Install required packages:
pip install pandas scikit-learn
What I've done so far has mainly consisted of combining the two datasets through merging with queue data on project ID. The two datasets:
-
GI_Interactive_Queue: provides project attributes such as capacity, fuel type, queue timing, and etc.
-
gi_master_extracted_data: contains upgrade cost information stored in a JSON structure.
- Split project_ids into individual rows for projects with multiple IDs.
- Parse the project_cost_map_json (apparently needed to transforms strings into actual dictionary objects)
- Extracts project-level upgrade costs from the JSON structure.
The target variable: cost (extracted from the cost map) The input feature: Summer MW (Only included one feature so far to ensure that the model is working)
The linear regression model is done with scikit-learn: Cost = Intercept + (Coefficient × Summer MW)

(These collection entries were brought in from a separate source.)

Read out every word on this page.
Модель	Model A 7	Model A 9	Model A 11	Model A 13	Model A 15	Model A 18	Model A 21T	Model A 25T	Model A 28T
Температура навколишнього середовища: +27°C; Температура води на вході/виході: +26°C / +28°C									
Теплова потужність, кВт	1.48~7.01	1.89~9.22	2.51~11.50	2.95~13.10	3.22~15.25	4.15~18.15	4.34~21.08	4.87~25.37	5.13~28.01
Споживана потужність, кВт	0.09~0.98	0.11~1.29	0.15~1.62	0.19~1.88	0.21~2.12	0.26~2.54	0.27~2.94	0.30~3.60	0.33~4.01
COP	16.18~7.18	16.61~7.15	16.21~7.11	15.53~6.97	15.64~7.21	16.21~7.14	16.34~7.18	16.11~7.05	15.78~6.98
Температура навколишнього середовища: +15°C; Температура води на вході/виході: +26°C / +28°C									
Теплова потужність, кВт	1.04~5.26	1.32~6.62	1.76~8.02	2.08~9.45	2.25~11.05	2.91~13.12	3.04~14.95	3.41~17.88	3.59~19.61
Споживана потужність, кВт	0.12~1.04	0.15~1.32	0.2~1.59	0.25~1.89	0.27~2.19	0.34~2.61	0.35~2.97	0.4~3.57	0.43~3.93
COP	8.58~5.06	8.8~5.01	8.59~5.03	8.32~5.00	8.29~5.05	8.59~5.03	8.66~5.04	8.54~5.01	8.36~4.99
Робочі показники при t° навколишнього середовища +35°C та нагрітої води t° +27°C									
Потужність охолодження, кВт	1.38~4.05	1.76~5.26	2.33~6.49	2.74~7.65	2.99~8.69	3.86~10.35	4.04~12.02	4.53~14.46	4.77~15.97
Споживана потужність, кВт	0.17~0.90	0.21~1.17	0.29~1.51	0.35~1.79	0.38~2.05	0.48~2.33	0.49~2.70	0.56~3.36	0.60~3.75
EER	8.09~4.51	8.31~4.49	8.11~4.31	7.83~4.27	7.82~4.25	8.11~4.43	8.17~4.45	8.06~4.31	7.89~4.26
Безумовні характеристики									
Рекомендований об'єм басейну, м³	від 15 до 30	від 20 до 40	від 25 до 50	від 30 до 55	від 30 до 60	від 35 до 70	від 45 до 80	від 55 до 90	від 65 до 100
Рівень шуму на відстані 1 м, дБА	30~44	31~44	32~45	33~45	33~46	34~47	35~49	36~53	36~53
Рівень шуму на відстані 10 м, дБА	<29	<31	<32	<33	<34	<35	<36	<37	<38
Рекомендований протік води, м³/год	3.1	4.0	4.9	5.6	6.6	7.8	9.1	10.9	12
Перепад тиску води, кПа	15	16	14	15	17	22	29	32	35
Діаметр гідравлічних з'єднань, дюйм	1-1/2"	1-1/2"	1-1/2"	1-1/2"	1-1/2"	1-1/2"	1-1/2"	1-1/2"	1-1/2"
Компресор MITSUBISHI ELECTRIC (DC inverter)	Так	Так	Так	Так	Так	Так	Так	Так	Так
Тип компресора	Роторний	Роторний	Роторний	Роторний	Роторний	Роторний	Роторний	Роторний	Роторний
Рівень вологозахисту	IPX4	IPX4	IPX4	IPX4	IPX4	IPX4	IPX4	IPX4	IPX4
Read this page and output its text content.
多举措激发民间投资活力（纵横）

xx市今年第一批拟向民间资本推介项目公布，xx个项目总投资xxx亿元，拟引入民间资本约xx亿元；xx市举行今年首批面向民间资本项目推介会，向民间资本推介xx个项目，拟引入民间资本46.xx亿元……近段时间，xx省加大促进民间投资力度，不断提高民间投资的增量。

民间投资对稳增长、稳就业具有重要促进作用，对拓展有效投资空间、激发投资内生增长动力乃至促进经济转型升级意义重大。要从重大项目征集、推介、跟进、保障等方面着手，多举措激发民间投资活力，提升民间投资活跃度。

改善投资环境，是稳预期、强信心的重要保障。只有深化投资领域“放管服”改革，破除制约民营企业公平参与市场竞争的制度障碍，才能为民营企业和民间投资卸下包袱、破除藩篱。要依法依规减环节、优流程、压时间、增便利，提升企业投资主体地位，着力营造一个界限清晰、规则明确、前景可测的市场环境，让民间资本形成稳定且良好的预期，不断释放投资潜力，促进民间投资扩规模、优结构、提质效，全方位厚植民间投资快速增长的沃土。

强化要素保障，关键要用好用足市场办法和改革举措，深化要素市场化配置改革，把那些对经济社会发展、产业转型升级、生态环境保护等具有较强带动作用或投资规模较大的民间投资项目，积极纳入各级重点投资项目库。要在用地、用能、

The model outputs: Regression intercept Cost coefficient per MW Example cost prediction for a hypothetical project
The example: a prediction for a 100 MW project, estimating the expected upgrade cost using the trained model.
Goal: Trying to calculate the median timeline since the average is too skewed.
Input feature: in_service_timeline
There is a function to parse strings like "24-48 months" from the datasets, the script converts them into numeric values by: removing the word "months." splitting the lower and upper bounds Taking the average of the range
And then calculate the median. Currently, the baseline model (example) doesn't matter since it will all just come out to be the median as the initial result.